Florence Hainaut

Confiné.e.s, épisode 2

Florence Hainaut Journaliste

L’un dans dans l’autre, ça fait presqu’une semaine, là. Finalement vous n’avez pas vraiment pris le temps de réfléchir au sens de la vie. Vous recevez une notification sur votre smartphone : votre temps d’écran a augmenté de 227%. C’est marrant, dans votre plan d’attaque pour le confinement, vous vous voyiez plutôt faire de la méditation et des cannelés bordelais.

Vous vous étiez aussi promis de jardiner. En vérité, vous n’avez jamais été capable de faire la différence entre de l’herbe à chat et un rhododendron. Aucune raison que le virus vous y aide. Vous concentrez tous vos efforts sur votre pot de basilic : et si vous arriviez à ne pas le tuer en quatre jours ? Quelle belle revanche sur la vie ça serait. Au pire, vous irez en racheter, ça vous fera une occupation.

Vous communiquez beaucoup via whatsapp. Tous les jours vous rappelez à vos parents de ne pas sortir parce qu’ils sont à risque. Ils ont compris, ça va, ils sont a priori bien placés pour savoir qu’ils ont plus de septante ans. A force, vous commencerez à les saouler. Mais à ce stade, ils trouvent encore ça mignon. Ils vous bloqueront bientôt pour avoir la paix, après que vous leur avez envoyé trois jours d’affilées les chiffres des septuagénaires morts des suites du virus. Mais ça, vous ne le savez pas encore.

Sur Facebook et Instagram, les gens font plein de vidéos pour montrer qu’il ne font rien. Ca n’a aucun sens. Vous les regardez quand même.

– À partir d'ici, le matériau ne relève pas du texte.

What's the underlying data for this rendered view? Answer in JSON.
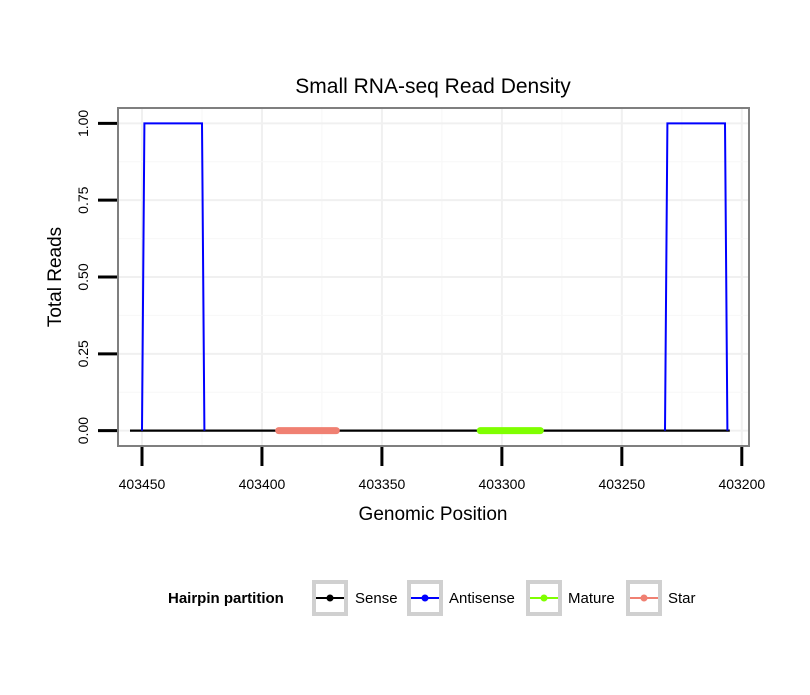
{
  "chart_data": {
    "type": "line",
    "title": "Small RNA-seq Read Density",
    "xlabel": "Genomic Position",
    "ylabel": "Total Reads",
    "x_reversed": true,
    "xlim": [
      403460,
      403197
    ],
    "ylim": [
      -0.05,
      1.05
    ],
    "x_ticks": [
      403450,
      403400,
      403350,
      403300,
      403250,
      403200
    ],
    "x_tick_labels": [
      "403450",
      "403400",
      "403350",
      "403300",
      "403250",
      "403200"
    ],
    "y_ticks": [
      0.0,
      0.25,
      0.5,
      0.75,
      1.0
    ],
    "y_tick_labels": [
      "0.00",
      "0.25",
      "0.50",
      "0.75",
      "1.00"
    ],
    "grid": true,
    "legend_position": "bottom",
    "legend_title": "Hairpin partition",
    "series": [
      {
        "name": "Sense",
        "color": "#000000",
        "width": 2.2,
        "x": [
          403455,
          403205
        ],
        "y": [
          0,
          0
        ]
      },
      {
        "name": "Antisense",
        "color": "#0000ff",
        "width": 2,
        "x": [
          403450,
          403449,
          403425,
          403424
        ],
        "y": [
          0,
          1,
          1,
          0
        ]
      },
      {
        "name": "Antisense",
        "color": "#0000ff",
        "width": 2,
        "legend": false,
        "x": [
          403232,
          403231,
          403207,
          403206
        ],
        "y": [
          0,
          1,
          1,
          0
        ]
      },
      {
        "name": "Mature",
        "color": "#7fff00",
        "width": 7,
        "x": [
          403309,
          403284
        ],
        "y": [
          0,
          0
        ]
      },
      {
        "name": "Star",
        "color": "#f08072",
        "width": 7,
        "x": [
          403393,
          403369
        ],
        "y": [
          0,
          0
        ]
      }
    ],
    "legend_entries": [
      {
        "name": "Sense",
        "color": "#000000"
      },
      {
        "name": "Antisense",
        "color": "#0000ff"
      },
      {
        "name": "Mature",
        "color": "#7fff00"
      },
      {
        "name": "Star",
        "color": "#f08072"
      }
    ]
  }
}
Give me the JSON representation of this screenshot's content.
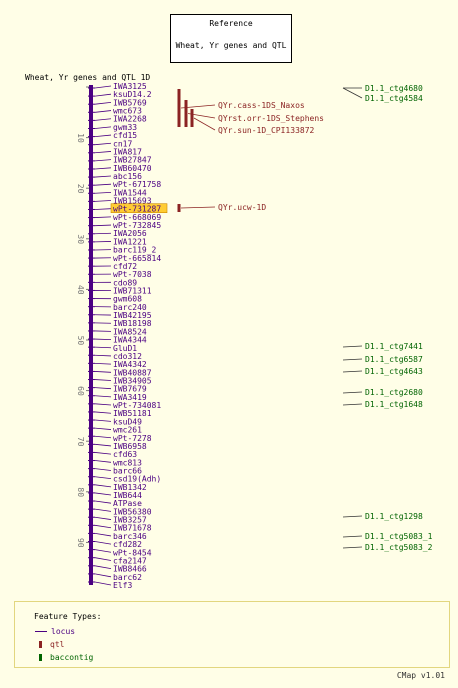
{
  "reference": {
    "title": "Reference",
    "subtitle": "Wheat, Yr genes and QTL"
  },
  "map": {
    "title": "Wheat, Yr genes and QTL 1D",
    "scale_ticks": [
      "10",
      "20",
      "30",
      "40",
      "50",
      "60",
      "70",
      "80",
      "90"
    ],
    "markers": [
      "IWA3125",
      "ksuD14.2",
      "IWB5769",
      "wmc673",
      "IWA2268",
      "gwm33",
      "cfd15",
      "cn17",
      "IWA817",
      "IWB27847",
      "IWB60470",
      "abc156",
      "wPt-671758",
      "IWA1544",
      "IWB15693",
      "wPt-731287",
      "wPt-668069",
      "wPt-732845",
      "IWA2056",
      "IWA1221",
      "barc119_2",
      "wPt-665814",
      "cfd72",
      "wPt-7038",
      "cdo89",
      "IWB71311",
      "gwm608",
      "barc240",
      "IWB42195",
      "IWB18198",
      "IWA8524",
      "IWA4344",
      "GluD1",
      "cdo312",
      "IWA4342",
      "IWB40887",
      "IWB34905",
      "IWB7679",
      "IWA3419",
      "wPt-734081",
      "IWB51181",
      "ksuD49",
      "wmc261",
      "wPt-7278",
      "IWB6958",
      "cfd63",
      "wmc813",
      "barc66",
      "csd19(Adh)",
      "IWB1342",
      "IWB644",
      "ATPase",
      "IWB56380",
      "IWB3257",
      "IWB71678",
      "barc346",
      "cfd282",
      "wPt-8454",
      "cfa2147",
      "IWB8466",
      "barc62",
      "Elf3"
    ],
    "highlighted_marker": "wPt-731287",
    "qtl": [
      {
        "label": "QYr.cass-1DS_Naxos"
      },
      {
        "label": "QYrst.orr-1DS_Stephens"
      },
      {
        "label": "QYr.sun-1D_CPI133872"
      },
      {
        "label": "QYr.ucw-1D"
      }
    ],
    "contigs": [
      "D1.1_ctg4680",
      "D1.1_ctg4584",
      "D1.1_ctg7441",
      "D1.1_ctg6587",
      "D1.1_ctg4643",
      "D1.1_ctg2680",
      "D1.1_ctg1648",
      "D1.1_ctg1298",
      "D1.1_ctg5083_1",
      "D1.1_ctg5083_2"
    ]
  },
  "legend": {
    "title": "Feature Types:",
    "items": [
      {
        "label": "locus",
        "color": "#4b0082"
      },
      {
        "label": "qtl",
        "color": "#8b2323"
      },
      {
        "label": "baccontig",
        "color": "#006400"
      }
    ]
  },
  "footer": "CMap v1.01",
  "colors": {
    "locus": "#4b0082",
    "qtl": "#8b2323",
    "contig": "#006400",
    "highlight": "#ffcc33"
  }
}
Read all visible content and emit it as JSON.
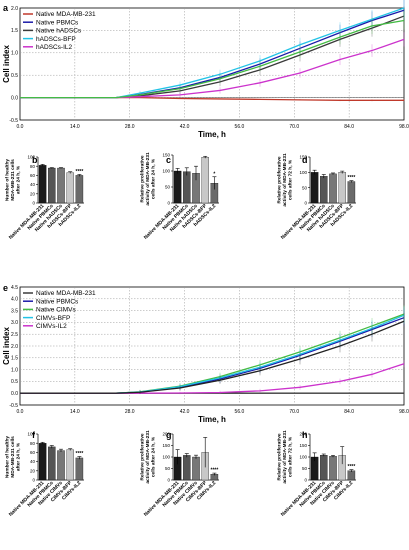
{
  "chart_data": [
    {
      "panel": "a",
      "type": "line",
      "xlabel": "Time, h",
      "ylabel": "Cell index",
      "xlim": [
        0,
        96
      ],
      "ylim": [
        -0.5,
        2.0
      ],
      "xticks": [
        "0.0",
        "14.0",
        "28.0",
        "42.0",
        "56.0",
        "70.0",
        "84.0",
        "98.0"
      ],
      "yticks": [
        "-0.5",
        "0.0",
        "0.5",
        "1.0",
        "1.5",
        "2.0"
      ],
      "grid": true,
      "legend_position": "top-left",
      "x": [
        0,
        24,
        30,
        40,
        50,
        60,
        70,
        80,
        88,
        96
      ],
      "series": [
        {
          "name": "Native MDA-MB-231",
          "color": "#c0392b",
          "values": [
            0.0,
            0.0,
            0.0,
            -0.02,
            -0.03,
            -0.04,
            -0.05,
            -0.06,
            -0.06,
            -0.06
          ]
        },
        {
          "name": "Native PBMCs",
          "color": "#1a1aa8",
          "values": [
            0.0,
            0.0,
            0.07,
            0.22,
            0.45,
            0.75,
            1.1,
            1.45,
            1.72,
            1.95
          ]
        },
        {
          "name": "Native hADSCs",
          "color": "#3a3a3a",
          "values": [
            0.0,
            0.0,
            0.04,
            0.15,
            0.35,
            0.62,
            0.95,
            1.3,
            1.55,
            1.82
          ]
        },
        {
          "name": "hADSCs-BFP",
          "color": "#22c3e6",
          "values": [
            0.0,
            0.0,
            0.1,
            0.28,
            0.52,
            0.82,
            1.18,
            1.5,
            1.75,
            2.0
          ]
        },
        {
          "name": "hADSCs-IL2",
          "color": "#cc33cc",
          "values": [
            0.0,
            0.0,
            0.02,
            0.06,
            0.16,
            0.33,
            0.55,
            0.85,
            1.05,
            1.3
          ]
        },
        {
          "name": "",
          "color": "#44bb44",
          "values": [
            0.0,
            0.0,
            0.06,
            0.2,
            0.42,
            0.7,
            1.02,
            1.35,
            1.6,
            1.72
          ]
        }
      ]
    },
    {
      "panel": "b",
      "type": "bar",
      "ylabel": "Number of healthy MDA-MB-231 cells after 24 h, %",
      "ylim": [
        0,
        100
      ],
      "yticks": [
        "0",
        "20",
        "40",
        "60",
        "80",
        "100"
      ],
      "categories": [
        "Native MDA-MB-231",
        "Native PBMCs",
        "Native hADSCs",
        "hADSCs-BFP",
        "hADSCs-IL2"
      ],
      "values": [
        82,
        76,
        76,
        66,
        60
      ],
      "errors": [
        2,
        1,
        1,
        2,
        2
      ],
      "colors": [
        "#1a1a1a",
        "#555555",
        "#777777",
        "#c8c8c8",
        "#6a6a6a"
      ],
      "annotations": [
        "",
        "",
        "",
        "",
        "****"
      ]
    },
    {
      "panel": "c",
      "type": "bar",
      "ylabel": "Relative proliferative activity of MDA-MB-231 cells after 24 h, %",
      "ylim": [
        0,
        150
      ],
      "yticks": [
        "0",
        "50",
        "100",
        "150"
      ],
      "categories": [
        "Native MDA-MB-231",
        "Native PBMCs",
        "Native hADSCs",
        "hADSCs-BFP",
        "hADSCs-IL2"
      ],
      "values": [
        100,
        98,
        93,
        143,
        62
      ],
      "errors": [
        8,
        12,
        22,
        3,
        20
      ],
      "colors": [
        "#1a1a1a",
        "#555555",
        "#777777",
        "#c8c8c8",
        "#6a6a6a"
      ],
      "annotations": [
        "",
        "",
        "",
        "",
        "*"
      ]
    },
    {
      "panel": "d",
      "type": "bar",
      "ylabel": "Relative proliferative activity of MDA-MB-231 cells after 72 h, %",
      "ylim": [
        0,
        150
      ],
      "yticks": [
        "0",
        "50",
        "100",
        "150"
      ],
      "categories": [
        "Native MDA-MB-231",
        "Native PBMCs",
        "Native hADSCs",
        "hADSCs-BFP",
        "hADSCs-IL2"
      ],
      "values": [
        100,
        87,
        95,
        100,
        70
      ],
      "errors": [
        7,
        6,
        3,
        4,
        3
      ],
      "colors": [
        "#1a1a1a",
        "#555555",
        "#777777",
        "#c8c8c8",
        "#6a6a6a"
      ],
      "annotations": [
        "",
        "",
        "",
        "",
        "****"
      ]
    },
    {
      "panel": "e",
      "type": "line",
      "xlabel": "Time, h",
      "ylabel": "Cell index",
      "xlim": [
        0,
        96
      ],
      "ylim": [
        -0.5,
        4.5
      ],
      "xticks": [
        "0.0",
        "14.0",
        "28.0",
        "42.0",
        "56.0",
        "70.0",
        "84.0",
        "98.0"
      ],
      "yticks": [
        "-0.5",
        "0.0",
        "0.5",
        "1.0",
        "1.5",
        "2.0",
        "2.5",
        "3.0",
        "3.5",
        "4.0",
        "4.5"
      ],
      "grid": true,
      "legend_position": "top-left",
      "x": [
        0,
        24,
        30,
        40,
        50,
        60,
        70,
        80,
        88,
        96
      ],
      "series": [
        {
          "name": "Native MDA-MB-231",
          "color": "#3a3a3a",
          "values": [
            0.0,
            0.0,
            0.0,
            0.0,
            0.0,
            0.0,
            0.0,
            0.0,
            0.0,
            0.0
          ]
        },
        {
          "name": "Native PBMCs",
          "color": "#1a1aa8",
          "values": [
            0.0,
            0.0,
            0.05,
            0.25,
            0.6,
            1.05,
            1.6,
            2.2,
            2.7,
            3.2
          ]
        },
        {
          "name": "Native CIMVs",
          "color": "#44bb44",
          "values": [
            0.0,
            0.0,
            0.06,
            0.3,
            0.7,
            1.2,
            1.75,
            2.35,
            2.85,
            3.35
          ]
        },
        {
          "name": "CIMVs-BFP",
          "color": "#22c3e6",
          "values": [
            0.0,
            0.0,
            0.05,
            0.28,
            0.65,
            1.1,
            1.65,
            2.25,
            2.75,
            3.3
          ]
        },
        {
          "name": "CIMVs-IL2",
          "color": "#cc33cc",
          "values": [
            0.0,
            0.0,
            0.0,
            0.01,
            0.03,
            0.1,
            0.25,
            0.5,
            0.8,
            1.25
          ]
        },
        {
          "name": "",
          "color": "#222222",
          "values": [
            0.0,
            0.0,
            0.04,
            0.22,
            0.55,
            0.95,
            1.45,
            2.0,
            2.5,
            3.05
          ]
        }
      ]
    },
    {
      "panel": "f",
      "type": "bar",
      "ylabel": "Number of healthy MDA-MB-231 cells after 24 h, %",
      "ylim": [
        0,
        100
      ],
      "yticks": [
        "0",
        "20",
        "40",
        "60",
        "80",
        "100"
      ],
      "categories": [
        "Native MDA-MB-231",
        "Native PBMCs",
        "Native CIMVs",
        "CIMVs-BFP",
        "CIMVs-IL2"
      ],
      "values": [
        80,
        72,
        64,
        66,
        48
      ],
      "errors": [
        2,
        3,
        3,
        2,
        3
      ],
      "colors": [
        "#1a1a1a",
        "#555555",
        "#777777",
        "#c8c8c8",
        "#6a6a6a"
      ],
      "annotations": [
        "",
        "",
        "",
        "",
        "****"
      ]
    },
    {
      "panel": "g",
      "type": "bar",
      "ylabel": "Relative proliferative activity of MDA-MB-231 cells after 24 h, %",
      "ylim": [
        0,
        200
      ],
      "yticks": [
        "0",
        "50",
        "100",
        "150",
        "200"
      ],
      "categories": [
        "Native MDA-MB-231",
        "Native PBMCs",
        "Native CIMVs",
        "CIMVs-BFP",
        "CIMVs-IL2"
      ],
      "values": [
        100,
        107,
        100,
        120,
        25
      ],
      "errors": [
        32,
        8,
        8,
        65,
        5
      ],
      "colors": [
        "#1a1a1a",
        "#555555",
        "#777777",
        "#c8c8c8",
        "#6a6a6a"
      ],
      "annotations": [
        "",
        "",
        "",
        "",
        "****"
      ]
    },
    {
      "panel": "h",
      "type": "bar",
      "ylabel": "Relative proliferative activity of MDA-MB-231 cells after 72 h, %",
      "ylim": [
        0,
        200
      ],
      "yticks": [
        "0",
        "50",
        "100",
        "150",
        "200"
      ],
      "categories": [
        "Native MDA-MB-231",
        "Native PBMCs",
        "Native CIMVs",
        "CIMVs-BFP",
        "CIMVs-IL2"
      ],
      "values": [
        100,
        108,
        103,
        107,
        40
      ],
      "errors": [
        18,
        5,
        4,
        38,
        5
      ],
      "colors": [
        "#1a1a1a",
        "#555555",
        "#777777",
        "#c8c8c8",
        "#6a6a6a"
      ],
      "annotations": [
        "",
        "",
        "",
        "",
        "****"
      ]
    }
  ]
}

Vous regardez aussi beaucoup la télé. Les chaines s’autocongratulent sur leurs audiences. Vous vous dites que c’est un peu comme si le service blanchisserie d’une prison remerciait les détenus pour la confiance qu’ils placent dans le service.

Vous partagez abondamment sur les réseaux sociaux toutes ces chouettes initiatives, culturelles, comme ces maisons d’éditions pointues qui mettent une partie de leur catalogue en ligne, gratuitement. Vous téléchargez « L’anthropocène contre l’histoire » (Ed. La Fabrique), un livre sur le réchauffement climatique à l’ère du capital. Ca vous tend. Vous lisez plutôt « Le thon c’est bon » (ed Marabout).

Partout dans le monde, des institutions musicales majeures mettent en ligne des opéras. La belle idée que voilà ! Vous vous êtes toujours juré.e d’y aller plus souvent. Finalement, vous regardez « Mariés au premier regard  » en mangeant des rillettes de thon. Vous en faites une vidéo que vous postez sur Facebook.

Le soir, vous vous retournez dans votre lit en vous posant cette philosophique question : quel est le sens d’aller faire des reportages sur des familles confinées qui ne voient plus personne si on y introduit une équipe de télévision qui passe ses journées à rencontrer des gens potentiellement infectés ? Vous dormez mal.

Heureusement, vous avez arrêté de mettre votre réveil à 6h45 pour envoyer des mails professionnels depuis que vous avez découvert la fonction « programmer un envoi  » sur Gmail. De toute façon plus personne ne répond à vos mails. Vous commencez à vous demander si votre travail a vraiment un sens. Vous arrêtez de répondre aux mails de vos collègues. Personne ne semble le remarquer. Vous googlez « changement de carrière« .

Et si vous écriviez ce roman que vous avez toujours rêvé d’écrire ? C’est l’occasion ou jamais ! Dans trois mois, les maisons d’éditions seront submergées de manuscrits tous plus chiants les uns que les autres. Vous n’aurez jamais de réponse. Vous l’auto éditerez. Vos parents vous en achèteront un exemplaire. Vous ne saurez jamais ce qu’ils en ont pensé.

Vous apprenez à connaître vos voisin.e.s. Vous ne savez toujours pas à quoi ressemble la plupart de ces gens mais vous savez que la petite voisine de gauche fait du violon. Probablement avec des gants de boxe. Dans la cour intérieure, juste derrière chez vous, quelqu’un passe à fond et en boucle « Qui a du caca kaki collé au cucul« . Vous googlez « isolation acoustique« .

Bono fait une chanson sur le virus. C’est rarement bon signe, ça.

Ca fait une semaine complète. Jusqu’ici, ça va encore.